Литмир - Электронная Библиотека
A
A

Маруся пыталась выспросить у машиниста, что в вагонах. Он вроде понимал, и даже отвечал, вот только она смысл ответов уяснить не могла.

— Кони, что-ли? — растерянно переспрашивала Маруся, когда машинист в очередной раз перекидывал ногу через воображаемую спину и "тпррукал" губами, вытянув руки вперед.

Я смотрел, как они рядятся — смешно же, и вдруг догадался.

— Мотоциклы? Motorcycles? Motorrad? Motocyclette?

Машинист затряс головой так, что чуть ли не бил себя подбородком в грудь.

— Это что, навроде велосипеда с мотором? — с сомнением спросил у Теоретчика Борька.

Тот, разумеется, разразился речью о мотоциклах, их коротком прошлом и вечном будущем.

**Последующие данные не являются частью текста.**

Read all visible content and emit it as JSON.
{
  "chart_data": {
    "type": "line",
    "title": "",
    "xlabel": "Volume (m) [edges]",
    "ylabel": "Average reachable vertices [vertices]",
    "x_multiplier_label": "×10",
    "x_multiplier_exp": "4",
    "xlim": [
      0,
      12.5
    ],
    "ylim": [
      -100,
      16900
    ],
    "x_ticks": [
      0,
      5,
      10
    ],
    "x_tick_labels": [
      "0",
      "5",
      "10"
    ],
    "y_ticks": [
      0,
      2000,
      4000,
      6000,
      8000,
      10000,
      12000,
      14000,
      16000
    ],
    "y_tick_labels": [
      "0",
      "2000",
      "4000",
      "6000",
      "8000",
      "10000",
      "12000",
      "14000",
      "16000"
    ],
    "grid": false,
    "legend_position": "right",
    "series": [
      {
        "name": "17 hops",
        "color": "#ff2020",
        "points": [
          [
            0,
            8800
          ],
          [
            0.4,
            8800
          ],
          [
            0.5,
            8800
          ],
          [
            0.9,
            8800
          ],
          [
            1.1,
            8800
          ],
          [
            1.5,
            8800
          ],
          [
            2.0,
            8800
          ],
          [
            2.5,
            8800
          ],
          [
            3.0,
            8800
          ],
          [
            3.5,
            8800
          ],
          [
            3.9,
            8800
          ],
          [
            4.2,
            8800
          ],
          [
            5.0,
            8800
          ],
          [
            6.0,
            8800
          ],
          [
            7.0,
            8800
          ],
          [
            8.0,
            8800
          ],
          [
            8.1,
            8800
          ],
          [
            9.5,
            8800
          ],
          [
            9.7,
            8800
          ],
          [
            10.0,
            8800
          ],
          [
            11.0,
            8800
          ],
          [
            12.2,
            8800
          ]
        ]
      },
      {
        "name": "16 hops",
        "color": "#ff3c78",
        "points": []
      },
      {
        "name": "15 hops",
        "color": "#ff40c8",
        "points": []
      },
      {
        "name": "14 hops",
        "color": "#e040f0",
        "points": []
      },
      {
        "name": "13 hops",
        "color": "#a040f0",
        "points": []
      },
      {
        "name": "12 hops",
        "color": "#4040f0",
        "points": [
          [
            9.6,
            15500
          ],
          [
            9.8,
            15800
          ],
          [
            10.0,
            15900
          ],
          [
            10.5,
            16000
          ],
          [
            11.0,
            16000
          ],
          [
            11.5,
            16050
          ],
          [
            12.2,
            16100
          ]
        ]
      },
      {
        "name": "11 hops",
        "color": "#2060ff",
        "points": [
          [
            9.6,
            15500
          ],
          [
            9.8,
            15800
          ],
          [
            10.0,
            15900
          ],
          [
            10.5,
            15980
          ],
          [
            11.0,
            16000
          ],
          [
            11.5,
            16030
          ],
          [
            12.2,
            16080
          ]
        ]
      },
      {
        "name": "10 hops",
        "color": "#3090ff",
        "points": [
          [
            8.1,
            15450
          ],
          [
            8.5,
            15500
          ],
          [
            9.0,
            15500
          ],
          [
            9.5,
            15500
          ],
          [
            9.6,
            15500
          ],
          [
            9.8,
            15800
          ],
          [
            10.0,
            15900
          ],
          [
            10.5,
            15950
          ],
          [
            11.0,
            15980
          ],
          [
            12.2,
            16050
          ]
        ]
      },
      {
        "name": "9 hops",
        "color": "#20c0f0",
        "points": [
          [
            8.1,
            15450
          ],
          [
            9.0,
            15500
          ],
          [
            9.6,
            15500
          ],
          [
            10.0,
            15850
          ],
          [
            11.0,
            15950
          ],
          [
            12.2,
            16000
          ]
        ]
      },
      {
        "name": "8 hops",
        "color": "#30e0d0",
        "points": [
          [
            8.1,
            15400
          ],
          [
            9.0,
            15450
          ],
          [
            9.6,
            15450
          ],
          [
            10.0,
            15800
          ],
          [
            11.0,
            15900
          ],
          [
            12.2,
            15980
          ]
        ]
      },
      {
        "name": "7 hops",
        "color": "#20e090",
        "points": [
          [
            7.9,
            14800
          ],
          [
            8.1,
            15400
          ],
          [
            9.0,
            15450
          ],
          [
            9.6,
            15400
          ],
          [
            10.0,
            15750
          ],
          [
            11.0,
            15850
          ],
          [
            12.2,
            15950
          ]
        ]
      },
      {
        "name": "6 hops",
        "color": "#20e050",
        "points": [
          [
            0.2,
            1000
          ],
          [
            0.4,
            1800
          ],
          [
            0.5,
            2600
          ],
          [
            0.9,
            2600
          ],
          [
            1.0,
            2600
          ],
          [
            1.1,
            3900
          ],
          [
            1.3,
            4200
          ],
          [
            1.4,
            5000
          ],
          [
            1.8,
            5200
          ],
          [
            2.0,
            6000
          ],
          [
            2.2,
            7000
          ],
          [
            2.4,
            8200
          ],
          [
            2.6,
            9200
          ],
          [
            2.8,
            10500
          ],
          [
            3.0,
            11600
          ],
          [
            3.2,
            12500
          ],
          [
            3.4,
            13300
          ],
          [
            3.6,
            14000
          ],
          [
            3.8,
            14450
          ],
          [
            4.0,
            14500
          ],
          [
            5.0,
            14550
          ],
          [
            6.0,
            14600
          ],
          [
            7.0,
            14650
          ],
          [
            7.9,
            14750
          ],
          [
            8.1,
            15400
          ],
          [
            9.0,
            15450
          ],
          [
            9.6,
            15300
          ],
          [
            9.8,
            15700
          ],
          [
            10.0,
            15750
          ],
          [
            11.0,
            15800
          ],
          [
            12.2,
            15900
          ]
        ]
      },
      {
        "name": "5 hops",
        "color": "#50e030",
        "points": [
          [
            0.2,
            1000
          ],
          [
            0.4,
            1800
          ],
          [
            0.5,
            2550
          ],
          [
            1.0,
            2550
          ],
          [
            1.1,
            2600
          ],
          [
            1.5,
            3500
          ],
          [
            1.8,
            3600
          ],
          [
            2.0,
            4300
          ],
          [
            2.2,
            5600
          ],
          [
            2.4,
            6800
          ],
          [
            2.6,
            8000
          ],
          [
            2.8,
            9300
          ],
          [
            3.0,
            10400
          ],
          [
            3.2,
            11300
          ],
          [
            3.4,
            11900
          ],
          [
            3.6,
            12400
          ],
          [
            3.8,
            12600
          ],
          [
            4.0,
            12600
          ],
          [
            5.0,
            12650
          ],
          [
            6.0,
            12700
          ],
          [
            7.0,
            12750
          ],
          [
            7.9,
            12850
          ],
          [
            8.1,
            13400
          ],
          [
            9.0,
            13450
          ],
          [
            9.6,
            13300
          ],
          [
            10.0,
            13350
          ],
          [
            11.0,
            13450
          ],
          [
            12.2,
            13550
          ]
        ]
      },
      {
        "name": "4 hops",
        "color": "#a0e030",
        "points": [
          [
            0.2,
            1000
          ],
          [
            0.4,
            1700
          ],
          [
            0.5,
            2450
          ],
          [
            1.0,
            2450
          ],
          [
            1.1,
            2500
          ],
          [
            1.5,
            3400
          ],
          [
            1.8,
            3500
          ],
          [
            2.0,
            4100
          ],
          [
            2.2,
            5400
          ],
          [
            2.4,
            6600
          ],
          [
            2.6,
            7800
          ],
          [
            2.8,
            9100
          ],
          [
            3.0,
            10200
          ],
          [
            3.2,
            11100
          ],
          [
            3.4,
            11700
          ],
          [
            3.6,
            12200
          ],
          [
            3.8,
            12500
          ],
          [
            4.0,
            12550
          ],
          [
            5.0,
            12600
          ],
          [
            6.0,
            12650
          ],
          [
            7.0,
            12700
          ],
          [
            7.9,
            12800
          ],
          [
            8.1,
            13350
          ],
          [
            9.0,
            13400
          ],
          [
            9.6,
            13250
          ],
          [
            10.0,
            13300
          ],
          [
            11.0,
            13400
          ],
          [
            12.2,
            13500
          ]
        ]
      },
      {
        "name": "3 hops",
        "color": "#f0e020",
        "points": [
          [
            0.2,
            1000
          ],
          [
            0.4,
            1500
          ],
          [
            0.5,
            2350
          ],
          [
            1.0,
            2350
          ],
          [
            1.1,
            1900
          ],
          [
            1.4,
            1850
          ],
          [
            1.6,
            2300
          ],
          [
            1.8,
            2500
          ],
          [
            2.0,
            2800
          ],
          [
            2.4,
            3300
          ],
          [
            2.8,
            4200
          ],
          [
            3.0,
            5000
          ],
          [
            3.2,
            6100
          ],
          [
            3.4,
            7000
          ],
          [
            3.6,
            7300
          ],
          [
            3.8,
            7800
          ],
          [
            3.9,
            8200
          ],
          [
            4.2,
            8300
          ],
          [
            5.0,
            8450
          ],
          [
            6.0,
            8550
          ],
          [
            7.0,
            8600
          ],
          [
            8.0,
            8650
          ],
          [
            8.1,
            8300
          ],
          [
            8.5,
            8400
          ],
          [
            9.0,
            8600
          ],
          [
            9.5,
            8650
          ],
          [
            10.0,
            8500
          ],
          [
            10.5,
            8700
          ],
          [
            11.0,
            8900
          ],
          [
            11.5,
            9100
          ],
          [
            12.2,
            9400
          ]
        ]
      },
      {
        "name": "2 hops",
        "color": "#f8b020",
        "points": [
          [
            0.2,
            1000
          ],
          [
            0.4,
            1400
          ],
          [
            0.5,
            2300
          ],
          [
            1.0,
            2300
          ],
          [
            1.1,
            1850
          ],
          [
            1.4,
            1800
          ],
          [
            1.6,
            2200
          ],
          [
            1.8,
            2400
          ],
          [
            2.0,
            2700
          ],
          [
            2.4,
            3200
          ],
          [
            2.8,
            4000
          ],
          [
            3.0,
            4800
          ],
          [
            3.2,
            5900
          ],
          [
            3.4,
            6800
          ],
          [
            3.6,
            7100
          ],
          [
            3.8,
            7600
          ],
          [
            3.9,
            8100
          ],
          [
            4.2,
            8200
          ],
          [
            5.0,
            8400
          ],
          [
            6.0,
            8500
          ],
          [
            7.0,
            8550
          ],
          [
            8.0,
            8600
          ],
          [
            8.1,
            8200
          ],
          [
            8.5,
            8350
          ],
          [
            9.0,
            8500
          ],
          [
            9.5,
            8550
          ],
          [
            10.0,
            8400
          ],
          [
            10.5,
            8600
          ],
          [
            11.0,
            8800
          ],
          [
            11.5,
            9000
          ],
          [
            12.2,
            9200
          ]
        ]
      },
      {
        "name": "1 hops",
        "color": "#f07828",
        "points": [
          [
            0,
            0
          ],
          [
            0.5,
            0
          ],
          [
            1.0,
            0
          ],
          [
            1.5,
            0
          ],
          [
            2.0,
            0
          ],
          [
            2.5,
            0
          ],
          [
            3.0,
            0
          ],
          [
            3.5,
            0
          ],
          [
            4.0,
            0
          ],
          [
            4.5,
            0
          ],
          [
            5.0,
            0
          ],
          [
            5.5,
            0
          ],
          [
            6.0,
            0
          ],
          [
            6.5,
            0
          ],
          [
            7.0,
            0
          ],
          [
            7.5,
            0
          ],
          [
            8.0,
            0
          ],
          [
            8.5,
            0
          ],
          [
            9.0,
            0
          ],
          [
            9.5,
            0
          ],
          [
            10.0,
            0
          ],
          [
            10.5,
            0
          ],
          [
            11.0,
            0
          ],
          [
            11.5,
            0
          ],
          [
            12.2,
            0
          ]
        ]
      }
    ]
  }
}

Что они, мол, скоро и вовсе полетят. Анархисты заслушались, а я отвернулся и вскоре заметил, что машинист тянет руку к тормозному штурвалу.

— Ты чё это?

Слов он не знал, но интонацию понял прекрасно. И вытянутым пальцем указал вперед, туда, где на путях что-то темнело. Я потряс за плечо Борьку.

Он посмотрел в бинокль и со словами: "А быстро они пограничников нашли…" привлек к себе внимание машиниста, после чего запрещающе помотал головой и нахмурился. Машинист залепетал что-то, но тормоз крутить не стал. Без слов понявшая в чем дело, Маруся вытянула саблю и потыкала ей воздух возле кочегара. Тот зажмурился и быстрее заработал лопатой.

— Лезь, я тебе машинку подам, — сказал Степан Теоретчику, который, замолчав, высунулся из кабины и высматривал путь на крышу. Я же в Борькин бинокль высматривал, кто же нам преграждает путь.

Чудная там была компания! С десяток турецких солдат с ефрейтором, которые как-то неуверенно топтались, возя прикладами по щебню. Трое пастухов или крестьян в овчинных жилетах и фесках. Этим троим, показывая на сваленные рядом лопаты и заступы, что-то объяснял человек очень похожий на того, что утонул со Степановой пулей в животе. Я даже подумал: "Фонарщик выплыл?", но все-таки это был не он. Этот и ростом поменьше, и собой покруглее.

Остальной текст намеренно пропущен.